Where do you see the world, and yourself, in say, ten years ?
I have a sense that there are several crucial moments in our near future that will act like a phase change – creating a different way of organizing ourselves that we sort of just jump to wholy. Think about how fast the change to mobile phone and then to smart mobile phones cascaded through the world changing behaviors and beliefs globally. I think we are on the edge of a massive leap toward thrivability.
The movement for thrivability will extend, by that point, far beyond my reach or ability to track. I will be grateful for planting the seed and tending it while others harvest from the fruit it bears in their areas of knowledge and practice.

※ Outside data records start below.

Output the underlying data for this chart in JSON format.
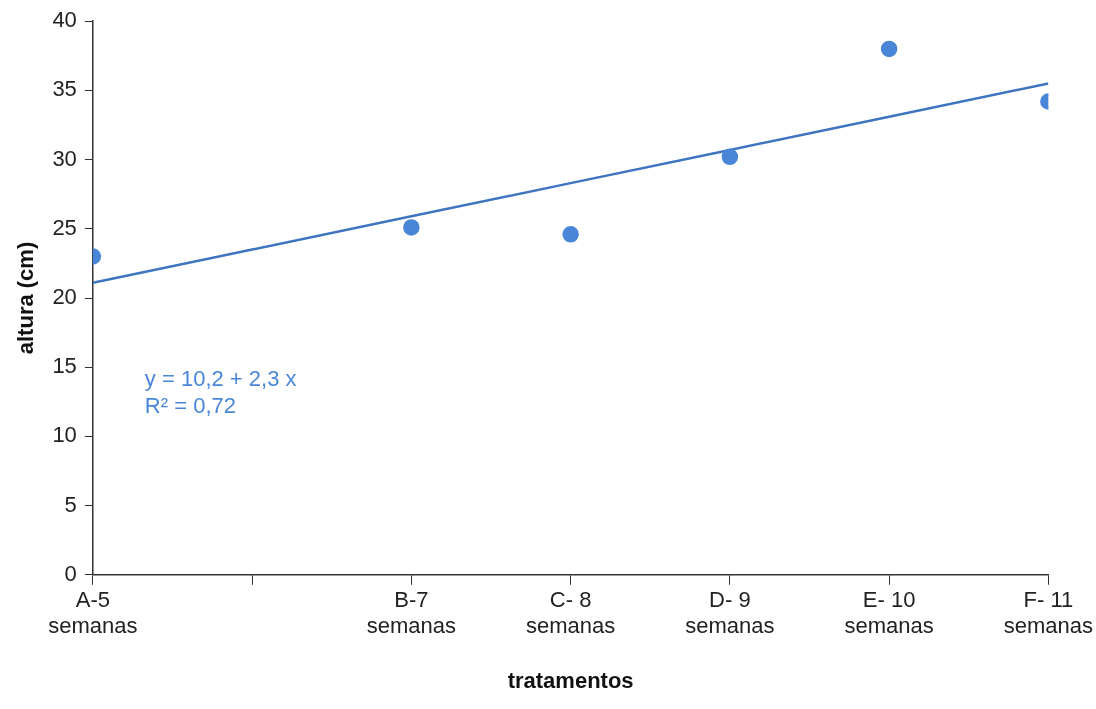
{
  "chart_data": {
    "type": "scatter",
    "xlabel": "tratamentos",
    "ylabel": "altura (cm)",
    "categories": [
      "A-5\nsemanas",
      null,
      "B-7\nsemanas",
      "C- 8\nsemanas",
      "D- 9\nsemanas",
      "E- 10\nsemanas",
      "F- 11\nsemanas"
    ],
    "series": [
      {
        "color": "#4a86d8",
        "values": [
          23,
          null,
          25.1,
          24.6,
          30.2,
          38,
          34.2
        ]
      },
      {
        "type": "line",
        "color": "#3f74c0",
        "values": [
          21.1,
          23.5,
          25.9,
          28.3,
          30.7,
          33.1,
          35.5
        ],
        "marker": "none"
      }
    ],
    "ylim": [
      0,
      40
    ],
    "yticks": [
      0,
      5,
      10,
      15,
      20,
      25,
      30,
      35,
      40
    ],
    "annotations": [
      "y = 10,2 + 2,3 x",
      "R² = 0,72"
    ],
    "grid": false,
    "legend": false,
    "marker": "circle"
  }
}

In 10 years, I hope my partner and I are consulting on thrivable futures from a little cabin in the woods where we live simply and playfully in a tiny house or cabin as part of a local maker culture. All our children will be independent then. My partner is a creator-type, and I know he will be making mischief for the good of the world in his way.
I will continue writing books that describe the practices of thrivability (and I have two more outlined and several more at the germ idea stage). This next phase for me focuses on organization aliveness and creativity. After that, I want to write more about personal thriving, how we communicate with each other, how we create meaningful lives, and how we create living structures for governance of a commons at various scales, for example.